The story of the invasive lionfish in the Atlantic is old news. Still, if you didn’t know what a truly invasive species really looks like in the environment, if you don’t understand the out-of-control impact an invasive lionfish can have, Alex Fogg’s video from a lionfish derby of the coast of Pensacola, FL, sums it up very well.
I hope you cheered with every successful kill; Fogg ends his video noting that they removed 200 Lionfish from just this one location (all fish going to research or turned into food at local restaurants). Let this video serve as yet another reminder to never release your pet fish into the wild.
“This is why we can’t have nice things!”
Video Credit: Alex Fogg
I have a problem with the remark that says (to get to this page and video) “See exactly why you should never release your pets into the wild!” If the lionfish found in the Caribbean now were “pets”, then they would have invaded many years ago as unknowing aquarium owners have been releasing these fish as well as others for many, many years but we did not see them spreading until the later 90’s. The invasion most likely got started when “in 1992, Hurricane Andrew destroyed an aquarium in Florida. Lionfish from the aquarium were set free in the Atlantic Ocean”. They were released as a group and therefore it makes sense that this is where the lionfish invasions got it’s start and not from “pets” released singly here and there where finding each other would be almost impossible. The python invasion in the Everglades is from pets but this one it would not make sense.
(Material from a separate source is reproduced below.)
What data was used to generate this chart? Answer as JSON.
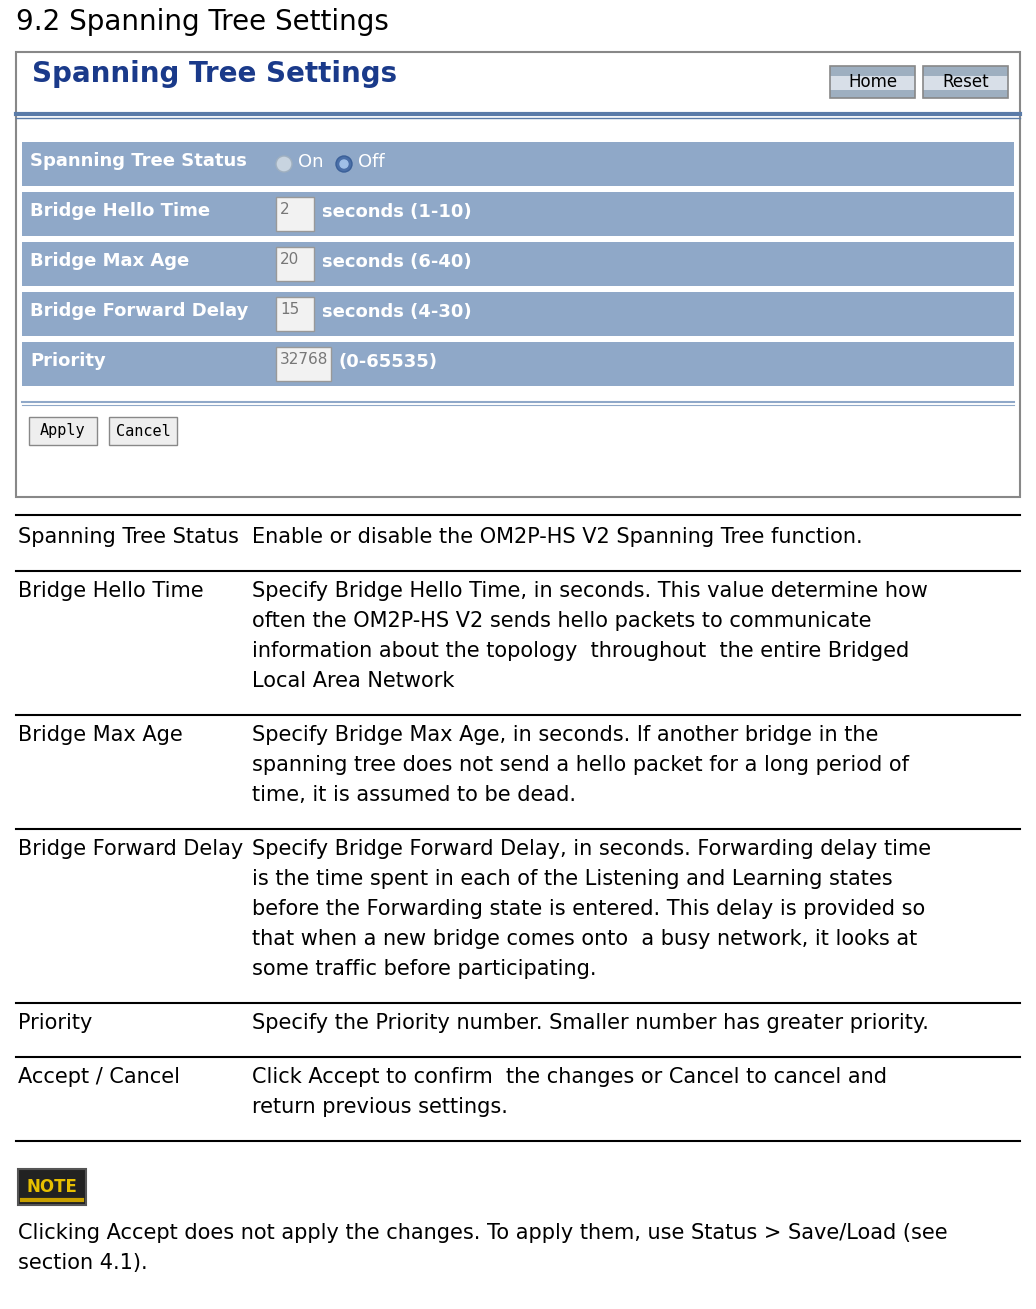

Robyn, Ret Talbot published several articles in our July/August 2014 issue of CORAL regarding the invasive Lionfish presence in the Atlantic. http://www.reef2rainforest.com/2014/07/07/coral-magazine-table-of-contents-julaug-2014/
One of those articles, “Origins of a biological calamity”, goes into great depth regarding just exactly where the lionfish came from. Regarding the “Hurricane Andrew” hypothesis, Talbot wrote:
“In 1995, a story by Walter Courtenay, a fisheries biologist and professor emeritus at Florida Atlantic University in Boca Raton, appeared, linking Hurricane Andrew and the lionfishes in a publication of the American Fisheries Society. But reporting in Science Magazine in 2010, Courtenay ‘put this idea to rest.’ He explained that his information was secondhand and that he was never able to confirm that the destruction of the aquarium, which may not have even happened, was linked to the subsequent lionfish invasion. Like most of the scientists interviewed for this story, Courtenay believes that the lionfish invasion is most likely the result of somoene in the aquarium hobby releasing lionfishes into the wild. Courtenay attempted to set the record straight after 15 years because he believed it was both ‘unfortunate’ and detrimental that the misinformation in his story persisted for so long. Unfortunately, four years after the Science Magazine article, Hurricane Andrew continues to be cited by many as the origin of the western Atlantic lionfish invasion.
“Finally, it’s important to remember that, according to James Morris, Jr., an ecologist with NOAA’s Center for Coastal Fisheries and Habitat Research in Beaufort, North Carolina, the first documented lionfish sighting off the coast of Florida was in 1985 in Dania, Broward County, Florida-years before either Hurricane Andrew or the building of the Bahamas resort.”